The opioid and addiction epidemic didn’t go away when the coronavirus pandemic began. But rapid changes in regulations and guidance made during COVID-19 response could also help many more people get care for opioid use disorder and other addiction problems.
That’s according to experts from the University of Michigan Addiction Center and VA Ann Arbor Healthcare System, writing in this week’s issue of JAMA Psychiatry.
They document the recent policy changes that have made it possible for more addiction care to take place through telemedicine, specifically video chats and even telephone calls. They also note the requirements for in-person visits for key addiction treatments that have been waived—though only temporarily—during COVID-19.
Yet despite the recent rapid progress, they say, it will take more changes to truly lower barriers that stand in the way of delivering evidence-based addiction care to more people via telemedicine.
If that happens, more people with substance use disorders could have access to care such as medications, psychotherapy and peer group support, they say—even in rural areas and other places where addiction specialists are scarce.
Some of the authors already used telehealth as part of their work at the VA even before the COVID-19 pandemic began. Based on that experience, and on the intense shifts to virtual care in the past three months, they give specific recommendations for how to make telehealth for addiction a sustainable option for more providers and patients.
“Before COVID, treatment of substance use disorders was one of the least-used forms of telemedicine, because of a combination of regulatory issues, clinician comfort and patient comfort,” says Allison Lewei Lin, M.D., M.Sc., the lead author and an addiction psychiatrist at the U-M and VA.
“Now, many addiction providers haven’t seen their patients in the office, or have substantially decreased in-person visits, by using telemedicine in the past three months,” she says. “And where we once relied on referring patients to inpatient and residential programs, many of those have not been available during this time, so outpatient clinicians have been trying to take care of sicker patients as well.”
Policy shifts
Relaxation of rules such as the Ryan Haight Act, which previously didn’t allow prescribers to prescribe buprenorphine and other controlled addiction treatment medications to patients they had only seen virtually, have made a big difference, says Lin.
So have changes in rules and guidance from the Substance Abuse and Mental Health Services Administration to make it easier for clinicians to communicate and care for patients with addiction via telemedicine.
Plus, the same changes to Medicare and Medicaid telemedicine reimbursement rules that have helped move non-addiction care online this spring are helping addiction providers, too.
More research needed
As the coronavirus pandemic continues, she says, many in the addiction field have a lot of questions—ones that researchers are now scrambling to study. For instance, how are patients doing, and are they improving with telemedicine-delivered treatment? Also of intense interest: Can telemedicine potentially help patients start and stay engaged in treatment longer than they would have with traditional care?
The rapid move to virtual care has been a big switch for a field that has focused for so long on building interpersonal rapport between patient and provider—and also on in-person checks such as urine tests to make sure patients are adhering to their treatment and spot relapses early.
“Patients are now used to telemedicine and some really like it, so we shouldn’t take it away even when coronavirus wanes,” Lin says. “But we have to evaluate the impacts, including if the treatments are actually effective, as we go on.”
Last year, Lin led a team that published a review of the existing evidence surrounding telemedicine for substance use disorders.

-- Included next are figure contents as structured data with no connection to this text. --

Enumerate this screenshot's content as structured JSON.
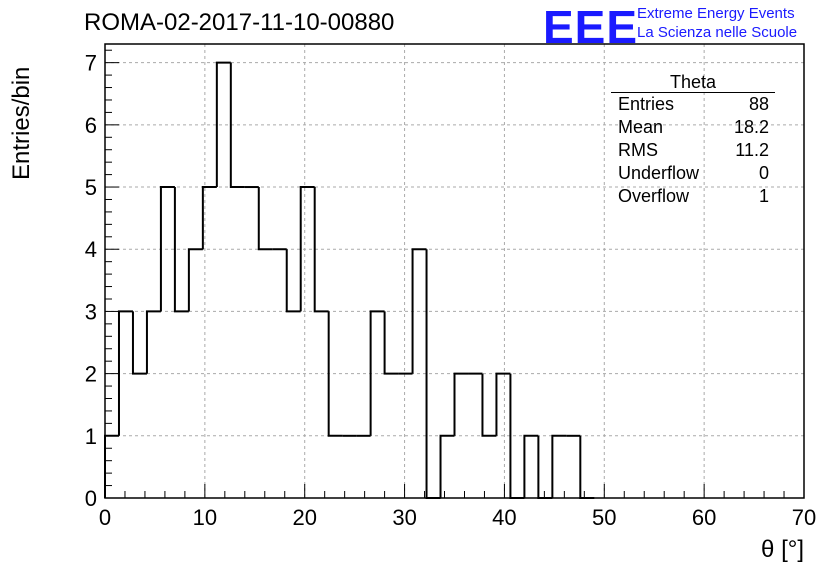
{
  "chart_data": {
    "type": "bar",
    "title": "ROMA-02-2017-11-10-00880",
    "xlabel": "θ [°]",
    "ylabel": "Entries/bin",
    "xlim": [
      0,
      70
    ],
    "ylim": [
      0,
      7.3
    ],
    "x_ticks": [
      "0",
      "10",
      "20",
      "30",
      "40",
      "50",
      "60",
      "70"
    ],
    "y_ticks": [
      "0",
      "1",
      "2",
      "3",
      "4",
      "5",
      "6",
      "7"
    ],
    "grid": true,
    "bin_edges": [
      0,
      1.4,
      2.8,
      4.2,
      5.6,
      7.0,
      8.4,
      9.8,
      11.2,
      12.6,
      14.0,
      15.4,
      16.8,
      18.2,
      19.6,
      21.0,
      22.4,
      23.8,
      25.2,
      26.6,
      28.0,
      29.4,
      30.8,
      32.2,
      33.6,
      35.0,
      36.4,
      37.8,
      39.2,
      40.6,
      42.0,
      43.4,
      44.8,
      46.2,
      47.6,
      49.0
    ],
    "values": [
      1,
      3,
      2,
      3,
      5,
      3,
      4,
      5,
      7,
      5,
      5,
      4,
      4,
      3,
      5,
      3,
      1,
      1,
      1,
      3,
      2,
      2,
      4,
      0,
      1,
      2,
      2,
      1,
      2,
      0,
      1,
      0,
      1,
      1,
      0
    ]
  },
  "header": {
    "logo_mark": "EEE",
    "logo_line1": "Extreme Energy Events",
    "logo_line2": "La Scienza nelle Scuole"
  },
  "stats": {
    "name": "Theta",
    "rows": [
      {
        "label": "Entries",
        "value": "88"
      },
      {
        "label": "Mean",
        "value": "18.2"
      },
      {
        "label": "RMS",
        "value": "11.2"
      },
      {
        "label": "Underflow",
        "value": "0"
      },
      {
        "label": "Overflow",
        "value": "1"
      }
    ]
  },
  "colors": {
    "brand": "#1a1aff",
    "line": "#000000",
    "grid": "#aaaaaa"
  }
}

They concluded that much more research was needed—but that early evidence showed efficacy and high patient satisfaction.
Key recommendations
In the new piece, she and colleagues Anne Fernandez, Ph.D., M.A. and Erin Bonar, Ph.D. recommend three key changes going forward:
- Development of treatment guidelines that include both in-person and telemedicine-based care for substance use disorders, and that provide guidance on urine toxicology practices and use of new ways to monitor treatment progress including self-monitoring apps and other practices.

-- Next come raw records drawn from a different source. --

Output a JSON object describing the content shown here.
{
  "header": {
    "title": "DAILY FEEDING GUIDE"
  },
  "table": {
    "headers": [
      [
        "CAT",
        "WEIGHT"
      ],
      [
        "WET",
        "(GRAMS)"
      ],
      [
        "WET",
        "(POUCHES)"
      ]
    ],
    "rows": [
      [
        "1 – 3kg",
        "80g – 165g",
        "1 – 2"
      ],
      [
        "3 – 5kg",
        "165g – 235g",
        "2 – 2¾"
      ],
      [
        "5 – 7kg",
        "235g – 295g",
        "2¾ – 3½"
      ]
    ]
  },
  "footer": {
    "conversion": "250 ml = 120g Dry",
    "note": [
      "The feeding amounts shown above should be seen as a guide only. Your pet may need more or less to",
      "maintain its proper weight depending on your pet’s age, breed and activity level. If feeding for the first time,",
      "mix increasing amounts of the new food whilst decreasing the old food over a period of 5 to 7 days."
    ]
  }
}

- More work to increase the availability of buprenorphine via telemedicine, including by increasing the number of physicians who are trained to prescribe it and monitor patients taking it. This could especially help rural areas hit hard by the opioid epidemic. Lin and her colleagues currently lead regular training sessions to get new providers started with such prescribing, and offer ongoing support for prescribers.
- More help for people with substance use disorders who are also coping with other mental health conditions, and with the psychological and financial stress brought on by the COVID-19 pandemic. Online resources including group therapy online will be key, they say.
“In this moment when clinical care has been transformed because of real-world necessity, rather than evidence produced by research, it makes research on the effects of that transformation all the more urgent,” says Lin. “We need to understand to what extent we should be offering telemedicine even after COVID-19 has subsided.”
Another urgent issue: making sure that patients in rural areas without broadband Internet access aren’t left behind.
Lin has been seeing addiction patients for years using telehealth, but they had to travel to a clinic in a nearby city in order to connect with her. Now she is having visits with those patients in their homes instead.